目を覚ますと、そこは白い天井の見える病室だった。

そして、俺は病衣に着替えさせられておりベッドで横たわっていた。


「やっと起きたタツキ!!」


ユイは、安堵の表情を浮かべていた。


「ユイ…。それにおじさん…。あれ父さんは…?」

「何を寝ぼけているんだねタツキくん。君のお父さんは数年前に亡くなっているじゃないか…」


ユイの親父は、落ち着かない表情と声でそう言った。


「もしかしてタツキ、ちょっと記憶がないとか?どうしてこうなったとかわかる?」

「大柄の男に銃で撃たれて気絶した」

「記憶は大丈夫そうだね。タツキったら2日も寝てたんだから私、もう心配で…」


ユイの目からは涙がこぼれ落ちていた。


「2日も経ってたのか…。心配かけてすまないなユイ…」

「いいよ!タツキが元気なら!」


ユイは涙を拭って、そう笑顔で答えた。


「ユイ、お前はもう学校が始まる時間だろう。遅れないように早く行きなさい」

「分かったお父さん。タツキ、また放課後来るからね!」


そう言って制服姿のユイは、手を振って俺の病室から出ていった。


ユイの親父は、ユイを見届けた後真剣な表情になりこっちを向く。

そして口を開く。


「タツキくん、君は誰に撃たれた?そして、君はなぜあの場所にいた?」


ユイの親父は、まるで取調べのような言い方で俺を詰める。

自分が、ヘイズとは言えない…。

ヒーロー活動していたとは言えない…。


「それは…学校帰りにたまたま…。
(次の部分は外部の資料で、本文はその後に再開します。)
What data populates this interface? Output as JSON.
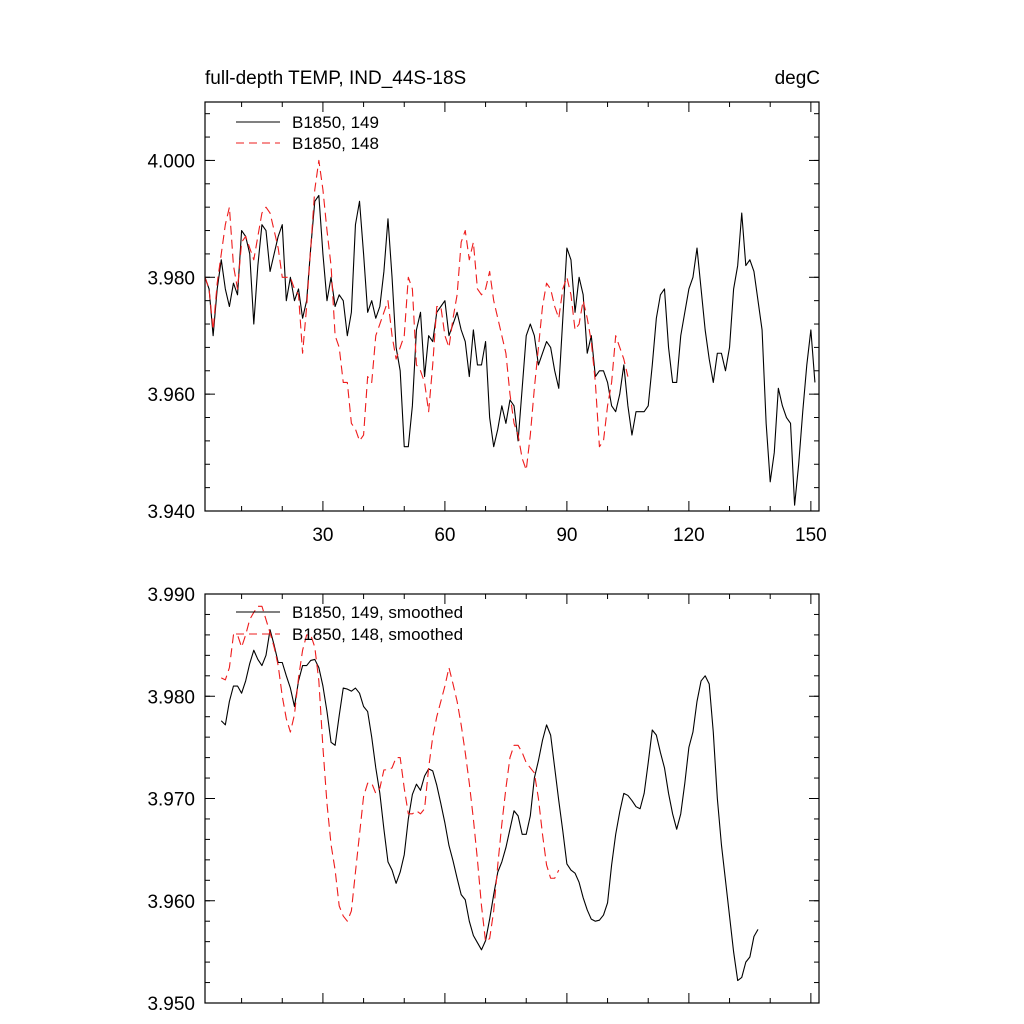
{
  "chart_data": [
    {
      "type": "line",
      "title": "full-depth TEMP, IND_44S-18S",
      "units": "degC",
      "xlim": [
        1,
        152
      ],
      "ylim": [
        3.94,
        4.01
      ],
      "xticks": [
        30,
        60,
        90,
        120,
        150
      ],
      "xtick_labels": [
        "30",
        "60",
        "90",
        "120",
        "150"
      ],
      "yticks": [
        3.94,
        3.96,
        3.98,
        4.0
      ],
      "ytick_labels": [
        "3.940",
        "3.960",
        "3.980",
        "4.000"
      ],
      "legend_position": "top-left",
      "series": [
        {
          "name": "B1850, 149",
          "color": "#000000",
          "style": "solid",
          "x_start": 1,
          "values": [
            3.98,
            3.978,
            3.97,
            3.978,
            3.983,
            3.978,
            3.975,
            3.979,
            3.977,
            3.988,
            3.987,
            3.984,
            3.972,
            3.982,
            3.989,
            3.988,
            3.981,
            3.984,
            3.987,
            3.989,
            3.976,
            3.98,
            3.976,
            3.978,
            3.973,
            3.976,
            3.985,
            3.993,
            3.994,
            3.984,
            3.976,
            3.98,
            3.975,
            3.977,
            3.976,
            3.97,
            3.974,
            3.989,
            3.993,
            3.984,
            3.974,
            3.976,
            3.973,
            3.975,
            3.981,
            3.99,
            3.98,
            3.968,
            3.964,
            3.951,
            3.951,
            3.958,
            3.971,
            3.974,
            3.963,
            3.97,
            3.969,
            3.974,
            3.975,
            3.976,
            3.97,
            3.972,
            3.974,
            3.971,
            3.969,
            3.963,
            3.971,
            3.965,
            3.965,
            3.969,
            3.956,
            3.951,
            3.954,
            3.958,
            3.955,
            3.959,
            3.958,
            3.952,
            3.961,
            3.97,
            3.972,
            3.97,
            3.965,
            3.967,
            3.969,
            3.968,
            3.964,
            3.961,
            3.973,
            3.985,
            3.983,
            3.974,
            3.98,
            3.977,
            3.967,
            3.97,
            3.963,
            3.964,
            3.964,
            3.962,
            3.958,
            3.957,
            3.96,
            3.965,
            3.958,
            3.953,
            3.957,
            3.957,
            3.957,
            3.958,
            3.965,
            3.973,
            3.977,
            3.978,
            3.968,
            3.962,
            3.962,
            3.97,
            3.974,
            3.978,
            3.98,
            3.985,
            3.978,
            3.971,
            3.966,
            3.962,
            3.967,
            3.967,
            3.964,
            3.968,
            3.978,
            3.982,
            3.991,
            3.982,
            3.983,
            3.981,
            3.976,
            3.971,
            3.955,
            3.945,
            3.95,
            3.961,
            3.958,
            3.956,
            3.955,
            3.941,
            3.948,
            3.957,
            3.965,
            3.971,
            3.962
          ]
        },
        {
          "name": "B1850, 148",
          "color": "#ee1c1c",
          "style": "dashed",
          "x_start": 1,
          "values": [
            3.98,
            3.978,
            3.971,
            3.979,
            3.984,
            3.989,
            3.992,
            3.982,
            3.978,
            3.986,
            3.987,
            3.985,
            3.983,
            3.987,
            3.991,
            3.992,
            3.991,
            3.988,
            3.985,
            3.98,
            3.98,
            3.98,
            3.978,
            3.977,
            3.967,
            3.975,
            3.985,
            3.995,
            4.0,
            3.995,
            3.988,
            3.982,
            3.97,
            3.968,
            3.962,
            3.962,
            3.955,
            3.954,
            3.952,
            3.953,
            3.963,
            3.962,
            3.97,
            3.972,
            3.974,
            3.976,
            3.97,
            3.966,
            3.968,
            3.97,
            3.98,
            3.978,
            3.965,
            3.964,
            3.962,
            3.957,
            3.965,
            3.975,
            3.975,
            3.97,
            3.968,
            3.973,
            3.977,
            3.986,
            3.988,
            3.983,
            3.986,
            3.978,
            3.977,
            3.978,
            3.981,
            3.976,
            3.973,
            3.97,
            3.967,
            3.96,
            3.955,
            3.953,
            3.949,
            3.947,
            3.953,
            3.961,
            3.968,
            3.975,
            3.979,
            3.978,
            3.975,
            3.973,
            3.978,
            3.98,
            3.977,
            3.971,
            3.972,
            3.976,
            3.973,
            3.969,
            3.962,
            3.951,
            3.952,
            3.958,
            3.962,
            3.97,
            3.968,
            3.966,
            3.963
          ]
        }
      ]
    },
    {
      "type": "line",
      "title": "",
      "xlim": [
        1,
        152
      ],
      "ylim": [
        3.95,
        3.99
      ],
      "xticks": [
        30,
        60,
        90,
        120,
        150
      ],
      "xtick_labels": [
        "",
        "",
        "",
        "",
        ""
      ],
      "yticks": [
        3.95,
        3.96,
        3.97,
        3.98,
        3.99
      ],
      "ytick_labels": [
        "3.950",
        "3.960",
        "3.970",
        "3.980",
        "3.990"
      ],
      "legend_position": "top-left",
      "series": [
        {
          "name": "B1850, 149, smoothed",
          "color": "#000000",
          "style": "solid",
          "x_start": 5,
          "values": [
            3.9776,
            3.9772,
            3.9795,
            3.981,
            3.981,
            3.9803,
            3.9815,
            3.9832,
            3.9845,
            3.9836,
            3.983,
            3.984,
            3.9865,
            3.985,
            3.9833,
            3.9833,
            3.982,
            3.9808,
            3.979,
            3.9815,
            3.983,
            3.983,
            3.9835,
            3.9836,
            3.9828,
            3.981,
            3.9785,
            3.9755,
            3.9752,
            3.9781,
            3.9808,
            3.9807,
            3.9805,
            3.9808,
            3.9803,
            3.979,
            3.9785,
            3.976,
            3.973,
            3.9705,
            3.967,
            3.9638,
            3.963,
            3.9617,
            3.9628,
            3.9645,
            3.968,
            3.9704,
            3.9714,
            3.9708,
            3.9722,
            3.9729,
            3.9727,
            3.9713,
            3.9695,
            3.9676,
            3.9654,
            3.9639,
            3.9622,
            3.9606,
            3.9601,
            3.958,
            3.9566,
            3.9559,
            3.9552,
            3.9561,
            3.9582,
            3.9606,
            3.9628,
            3.9638,
            3.9652,
            3.967,
            3.9688,
            3.9683,
            3.9665,
            3.9665,
            3.9683,
            3.972,
            3.9737,
            3.9757,
            3.9772,
            3.9762,
            3.973,
            3.9698,
            3.9668,
            3.9636,
            3.963,
            3.9627,
            3.9618,
            3.9603,
            3.9591,
            3.9582,
            3.958,
            3.9581,
            3.9586,
            3.9598,
            3.9635,
            3.9665,
            3.9687,
            3.9705,
            3.9703,
            3.9698,
            3.9692,
            3.969,
            3.9705,
            3.9735,
            3.9767,
            3.9762,
            3.9745,
            3.973,
            3.9705,
            3.9685,
            3.967,
            3.9685,
            3.9715,
            3.975,
            3.9765,
            3.9795,
            3.9815,
            3.982,
            3.9812,
            3.9765,
            3.97,
            3.9655,
            3.962,
            3.9585,
            3.955,
            3.9522,
            3.9525,
            3.954,
            3.9545,
            3.9565,
            3.9572
          ]
        },
        {
          "name": "B1850, 148, smoothed",
          "color": "#ee1c1c",
          "style": "dashed",
          "x_start": 5,
          "values": [
            3.9818,
            3.9816,
            3.9828,
            3.986,
            3.986,
            3.9848,
            3.986,
            3.9875,
            3.9882,
            3.9888,
            3.9888,
            3.9875,
            3.9862,
            3.9848,
            3.983,
            3.98,
            3.9778,
            3.9765,
            3.9782,
            3.9818,
            3.9845,
            3.986,
            3.986,
            3.9848,
            3.9815,
            3.975,
            3.9695,
            3.9655,
            3.963,
            3.9595,
            3.9585,
            3.958,
            3.959,
            3.9628,
            3.9665,
            3.9702,
            3.9715,
            3.9715,
            3.9705,
            3.971,
            3.9728,
            3.9728,
            3.973,
            3.974,
            3.974,
            3.971,
            3.9685,
            3.9685,
            3.9688,
            3.9685,
            3.969,
            3.973,
            3.976,
            3.978,
            3.9795,
            3.981,
            3.9828,
            3.9812,
            3.9795,
            3.9772,
            3.9745,
            3.9715,
            3.968,
            3.964,
            3.9595,
            3.956,
            3.9563,
            3.959,
            3.9635,
            3.9675,
            3.971,
            3.974,
            3.9752,
            3.9752,
            3.9745,
            3.9735,
            3.973,
            3.9725,
            3.97,
            3.9665,
            3.9635,
            3.9622,
            3.9622,
            3.963
          ]
        }
      ]
    }
  ]
}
大柄な男に撃たれたと思います」

「なるほど。でも、タツキくん緑丘区なんて通学路でもなんでもない場所だろう。何か用事でもあったのかな?」

「たまたま、散歩してただけです…」


俺は圧に負けて口篭ってしまう。


「そうか…。今日から、俺は君が撃たれた事件の捜査を始める。刑事部総出で捜査をする。君も、何か分かったらなんでも俺に相談してくれ。じゃあまずは、体を休めるんだよ。お大事に」


そういってユイの親父は、病室から出ていってしまった。

皆、学校に仕事か…。

傷口を抑え、寝ているとなぜか情けない気持ちになった。

そして、漠然と不安な気持ちになる。

警察は、俺の銃撃事件についてもう捜査を始めた…。

もう、誤魔化せないかもしれない…。

ユイの親父も薄々勘付いているのだろうか…。


ガララ。


考え事をして寝ていたら、病室のドアが開いた。


「体は、大丈夫かしら霧島さん?」


病室に入ってきたのは、ミナミだった。